EMPIRISME 

Condillac

17151780

Abbé catholique et logicien français

Empirisme, sensualisme, langage

* SENSATION *

La sensation est à l'origine de toutes nos connaissances réelles (allégorie de la statue).

L'art de raisonner se réduit à une langue bien faite.

Un seul sens suffit à l'âme pour que germent toutes ses facultés

L'expérience de pensée d'une statue qui ne serait dotée que du sens de l'odorat nous permet de reconstituer la naissance de chacune de nos facultés. Dès la première odeur, l'attention naît. Dès la seconde odeur, la notion de temps (avant - après) se manifeste. Immédiatement ensuite, lorsque toute odeur cesse, la mémoire surgit. Lorsque survient une nouvelle odeur, la statue peut alors lui comparer son souvenir, et ainsi apparaît le jugement ; elle éprouve maintenant le plaisir, l'aversion ou l'indifférence. Survient l'étonnement lorsqu'une nouvelle odeur se présente, et celui-ci laisse place à l'habitude si l'odeur a été maintes fois reconnue par la mémoire. Du plaisir qui fixe l'attention, naîtront le désir et l'imagination. Du désir naissent toutes les passions : l'amour, la haine, l'espérance, la crainte, la volonté.

Dorénavant, tous les efforts de la volonté seront dirigés vers l'imagination des moyens d'éprouver à nouveau les odeurs plaisantes et d'éviter les déplaisantes. La statue cherchera l'étonnement de la nouveauté pour échapper à l'ennui, mais aussi la familiarité par le maintien d'habitudes dans un équilibre qu'elle jugera satisfaisant.

À partir d'un seul sens, nous pouvons retracer la genèse de toutes nos facultés mentales. Être, ce n'est donc pas « penser », comme l'affirmait Descartes ; être, c'est avant tout sentir.

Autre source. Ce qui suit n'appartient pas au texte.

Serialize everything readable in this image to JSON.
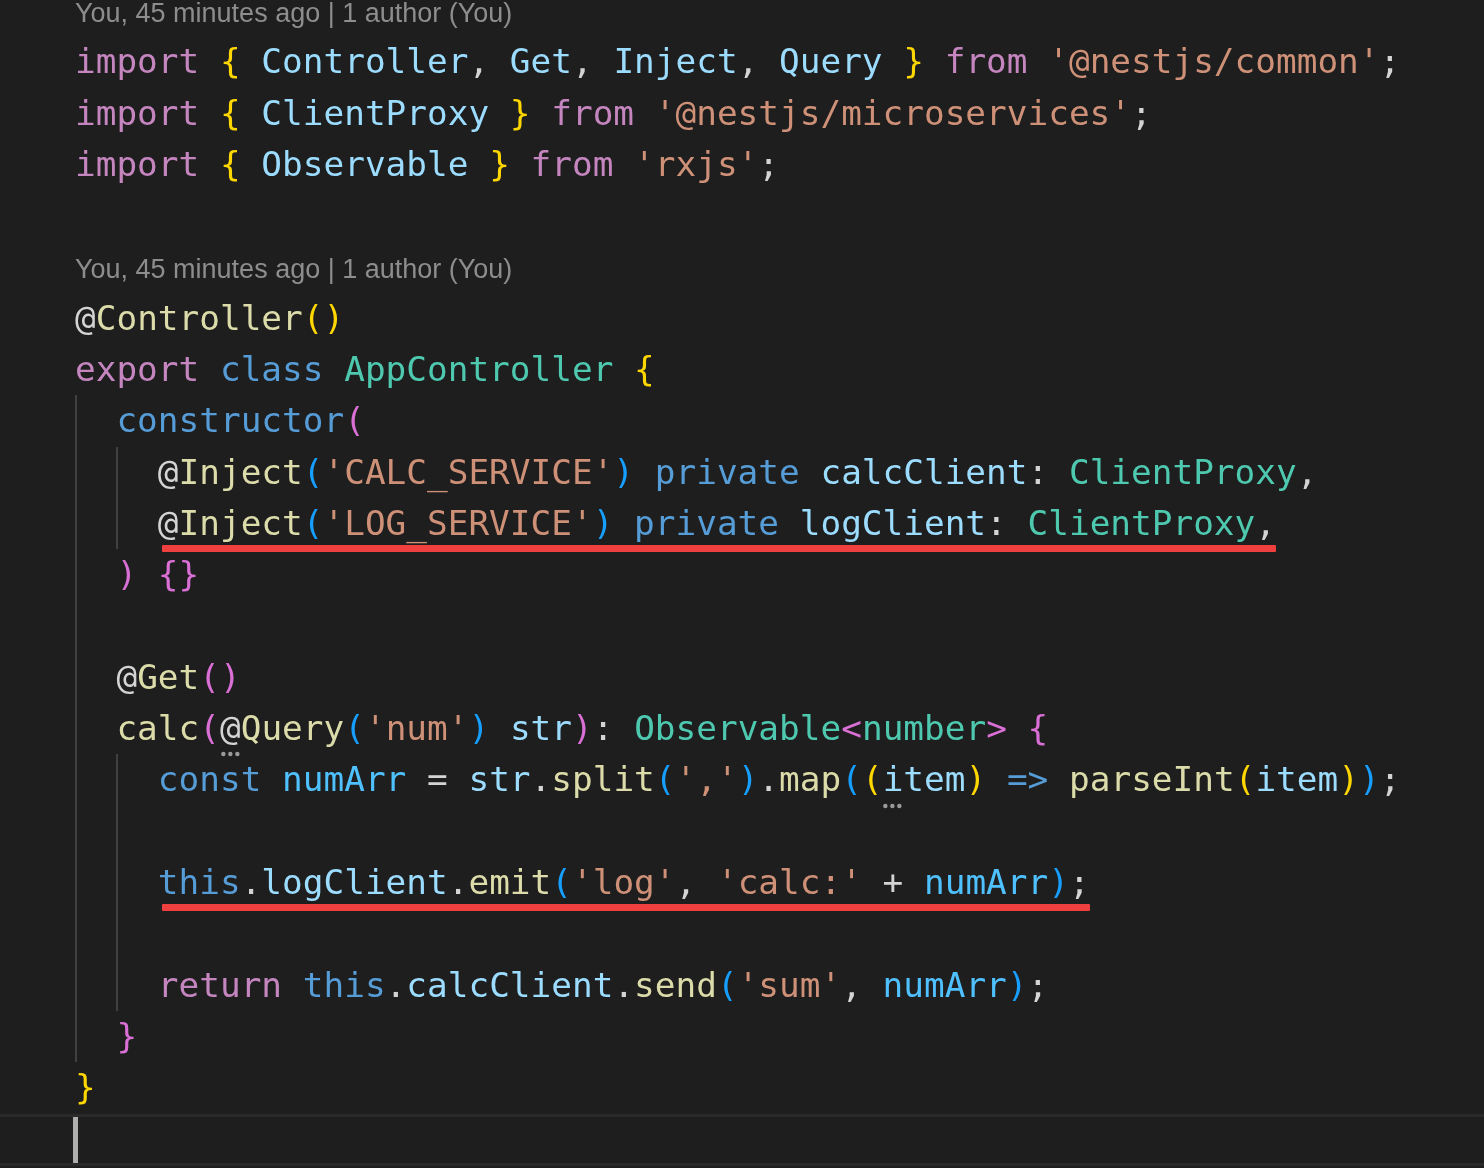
{
  "editor": {
    "lines": [
      {
        "kind": "blame",
        "text": "You, 45 minutes ago | 1 author (You)"
      },
      {
        "kind": "code",
        "tokens": [
          {
            "text": "import ",
            "kind": "kw"
          },
          {
            "text": "{",
            "kind": "brace1"
          },
          {
            "text": " Controller",
            "kind": "var"
          },
          {
            "text": ", ",
            "kind": "punct"
          },
          {
            "text": "Get",
            "kind": "var"
          },
          {
            "text": ", ",
            "kind": "punct"
          },
          {
            "text": "Inject",
            "kind": "var"
          },
          {
            "text": ", ",
            "kind": "punct"
          },
          {
            "text": "Query ",
            "kind": "var"
          },
          {
            "text": "}",
            "kind": "brace1"
          },
          {
            "text": " from ",
            "kind": "kw"
          },
          {
            "text": "'@nestjs/common'",
            "kind": "str"
          },
          {
            "text": ";",
            "kind": "punct"
          }
        ]
      },
      {
        "kind": "code",
        "tokens": [
          {
            "text": "import ",
            "kind": "kw"
          },
          {
            "text": "{",
            "kind": "brace1"
          },
          {
            "text": " ClientProxy ",
            "kind": "var"
          },
          {
            "text": "}",
            "kind": "brace1"
          },
          {
            "text": " from ",
            "kind": "kw"
          },
          {
            "text": "'@nestjs/microservices'",
            "kind": "str"
          },
          {
            "text": ";",
            "kind": "punct"
          }
        ]
      },
      {
        "kind": "code",
        "tokens": [
          {
            "text": "import ",
            "kind": "kw"
          },
          {
            "text": "{",
            "kind": "brace1"
          },
          {
            "text": " Observable ",
            "kind": "var"
          },
          {
            "text": "}",
            "kind": "brace1"
          },
          {
            "text": " from ",
            "kind": "kw"
          },
          {
            "text": "'rxjs'",
            "kind": "str"
          },
          {
            "text": ";",
            "kind": "punct"
          }
        ]
      },
      {
        "kind": "blank"
      },
      {
        "kind": "blame",
        "text": "You, 45 minutes ago | 1 author (You)"
      },
      {
        "kind": "code",
        "tokens": [
          {
            "text": "@",
            "kind": "punct"
          },
          {
            "text": "Controller",
            "kind": "fn"
          },
          {
            "text": "()",
            "kind": "brace1"
          }
        ]
      },
      {
        "kind": "code",
        "tokens": [
          {
            "text": "export",
            "kind": "kw"
          },
          {
            "text": " class ",
            "kind": "storage"
          },
          {
            "text": "AppController ",
            "kind": "type"
          },
          {
            "text": "{",
            "kind": "brace1"
          }
        ]
      },
      {
        "kind": "code",
        "tokens": [
          {
            "text": "  constructor",
            "kind": "storage"
          },
          {
            "text": "(",
            "kind": "brace2"
          }
        ]
      },
      {
        "kind": "code",
        "tokens": [
          {
            "text": "    @",
            "kind": "punct"
          },
          {
            "text": "Inject",
            "kind": "fn"
          },
          {
            "text": "(",
            "kind": "brace3"
          },
          {
            "text": "'CALC_SERVICE'",
            "kind": "str"
          },
          {
            "text": ")",
            "kind": "brace3"
          },
          {
            "text": " private ",
            "kind": "storage"
          },
          {
            "text": "calcClient",
            "kind": "var"
          },
          {
            "text": ": ",
            "kind": "punct"
          },
          {
            "text": "ClientProxy",
            "kind": "type"
          },
          {
            "text": ",",
            "kind": "punct"
          }
        ]
      },
      {
        "kind": "code",
        "underlined": true,
        "tokens": [
          {
            "text": "    @",
            "kind": "punct"
          },
          {
            "text": "Inject",
            "kind": "fn"
          },
          {
            "text": "(",
            "kind": "brace3"
          },
          {
            "text": "'LOG_SERVICE'",
            "kind": "str"
          },
          {
            "text": ")",
            "kind": "brace3"
          },
          {
            "text": " private ",
            "kind": "storage"
          },
          {
            "text": "logClient",
            "kind": "var"
          },
          {
            "text": ": ",
            "kind": "punct"
          },
          {
            "text": "ClientProxy",
            "kind": "type"
          },
          {
            "text": ",",
            "kind": "punct"
          }
        ]
      },
      {
        "kind": "code",
        "tokens": [
          {
            "text": "  ) {}",
            "kind": "brace2"
          }
        ]
      },
      {
        "kind": "blank"
      },
      {
        "kind": "code",
        "tokens": [
          {
            "text": "  @",
            "kind": "punct"
          },
          {
            "text": "Get",
            "kind": "fn"
          },
          {
            "text": "()",
            "kind": "brace2"
          }
        ]
      },
      {
        "kind": "code",
        "tokens": [
          {
            "text": "  calc",
            "kind": "fn"
          },
          {
            "text": "(",
            "kind": "brace2"
          },
          {
            "text": "@",
            "kind": "punct",
            "hinted": true
          },
          {
            "text": "Query",
            "kind": "fn"
          },
          {
            "text": "(",
            "kind": "brace3"
          },
          {
            "text": "'num'",
            "kind": "str"
          },
          {
            "text": ")",
            "kind": "brace3"
          },
          {
            "text": " str",
            "kind": "var"
          },
          {
            "text": ")",
            "kind": "brace2"
          },
          {
            "text": ": ",
            "kind": "punct"
          },
          {
            "text": "Observable",
            "kind": "type"
          },
          {
            "text": "<",
            "kind": "brace2"
          },
          {
            "text": "number",
            "kind": "type"
          },
          {
            "text": "> {",
            "kind": "brace2"
          }
        ]
      },
      {
        "kind": "code",
        "tokens": [
          {
            "text": "    const ",
            "kind": "storage"
          },
          {
            "text": "numArr",
            "kind": "const"
          },
          {
            "text": " = ",
            "kind": "punct"
          },
          {
            "text": "str",
            "kind": "var"
          },
          {
            "text": ".",
            "kind": "punct"
          },
          {
            "text": "split",
            "kind": "fn"
          },
          {
            "text": "(",
            "kind": "brace3"
          },
          {
            "text": "','",
            "kind": "str"
          },
          {
            "text": ")",
            "kind": "brace3"
          },
          {
            "text": ".",
            "kind": "punct"
          },
          {
            "text": "map",
            "kind": "fn"
          },
          {
            "text": "(",
            "kind": "brace3"
          },
          {
            "text": "(",
            "kind": "brace1"
          },
          {
            "text": "item",
            "kind": "var",
            "hinted": true
          },
          {
            "text": ")",
            "kind": "brace1"
          },
          {
            "text": " => ",
            "kind": "storage"
          },
          {
            "text": "parseInt",
            "kind": "fn"
          },
          {
            "text": "(",
            "kind": "brace1"
          },
          {
            "text": "item",
            "kind": "var"
          },
          {
            "text": ")",
            "kind": "brace1"
          },
          {
            "text": ")",
            "kind": "brace3"
          },
          {
            "text": ";",
            "kind": "punct"
          }
        ]
      },
      {
        "kind": "blank"
      },
      {
        "kind": "code",
        "underlined": true,
        "tokens": [
          {
            "text": "    this",
            "kind": "storage"
          },
          {
            "text": ".",
            "kind": "punct"
          },
          {
            "text": "logClient",
            "kind": "var"
          },
          {
            "text": ".",
            "kind": "punct"
          },
          {
            "text": "emit",
            "kind": "fn"
          },
          {
            "text": "(",
            "kind": "brace3"
          },
          {
            "text": "'log'",
            "kind": "str"
          },
          {
            "text": ", ",
            "kind": "punct"
          },
          {
            "text": "'calc:'",
            "kind": "str"
          },
          {
            "text": " + ",
            "kind": "punct"
          },
          {
            "text": "numArr",
            "kind": "const"
          },
          {
            "text": ")",
            "kind": "brace3"
          },
          {
            "text": ";",
            "kind": "punct"
          }
        ]
      },
      {
        "kind": "blank"
      },
      {
        "kind": "code",
        "tokens": [
          {
            "text": "    return ",
            "kind": "kw"
          },
          {
            "text": "this",
            "kind": "storage"
          },
          {
            "text": ".",
            "kind": "punct"
          },
          {
            "text": "calcClient",
            "kind": "var"
          },
          {
            "text": ".",
            "kind": "punct"
          },
          {
            "text": "send",
            "kind": "fn"
          },
          {
            "text": "(",
            "kind": "brace3"
          },
          {
            "text": "'sum'",
            "kind": "str"
          },
          {
            "text": ", ",
            "kind": "punct"
          },
          {
            "text": "numArr",
            "kind": "const"
          },
          {
            "text": ")",
            "kind": "brace3"
          },
          {
            "text": ";",
            "kind": "punct"
          }
        ]
      },
      {
        "kind": "code",
        "tokens": [
          {
            "text": "  }",
            "kind": "brace2"
          }
        ]
      },
      {
        "kind": "code",
        "tokens": [
          {
            "text": "}",
            "kind": "brace1"
          }
        ]
      },
      {
        "kind": "current"
      }
    ]
  }
}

« Toutes nos connaissances et facultés viennent des sens. » « Les sens ont les uns sur les autres le même empire que l'imagination a sur nous. » « Nous sommes toujours mûs par le plaisir et la douleur. »

Être, c'est sentir

Il n'y a pas de distinction entre ce que je vois et mon oeil. Quand je regarde un objet, il est dans mon oeil ; les sons et bruits sont dans mes oreilles ;  à première vue, rien ne permet de distinguer le monde extérieur de moi-même : mes sensations sont dans mes organes sensitifs et non extérieures ; je m'identifie à elles à un point tel que je suis incapable de les éprouver comme distinctes de moi-même ; elles sont mon être même.

Le toucher, faculté sensible primordiale

De nos cinq sens, seul le toucher permet d'accéder à l'étendue. Les quatre autres ne permettent pas de nous distinguer du monde extérieur. Lorsque nous sentons, nous devenons odeur tout entier ; de même, ce que nous voyons est perçu comme une sensation colorée dans l'oeil même, et non extérieure ; les sons nous captivent : de prime abord, nous pensons qu'ils naissent dans la tête.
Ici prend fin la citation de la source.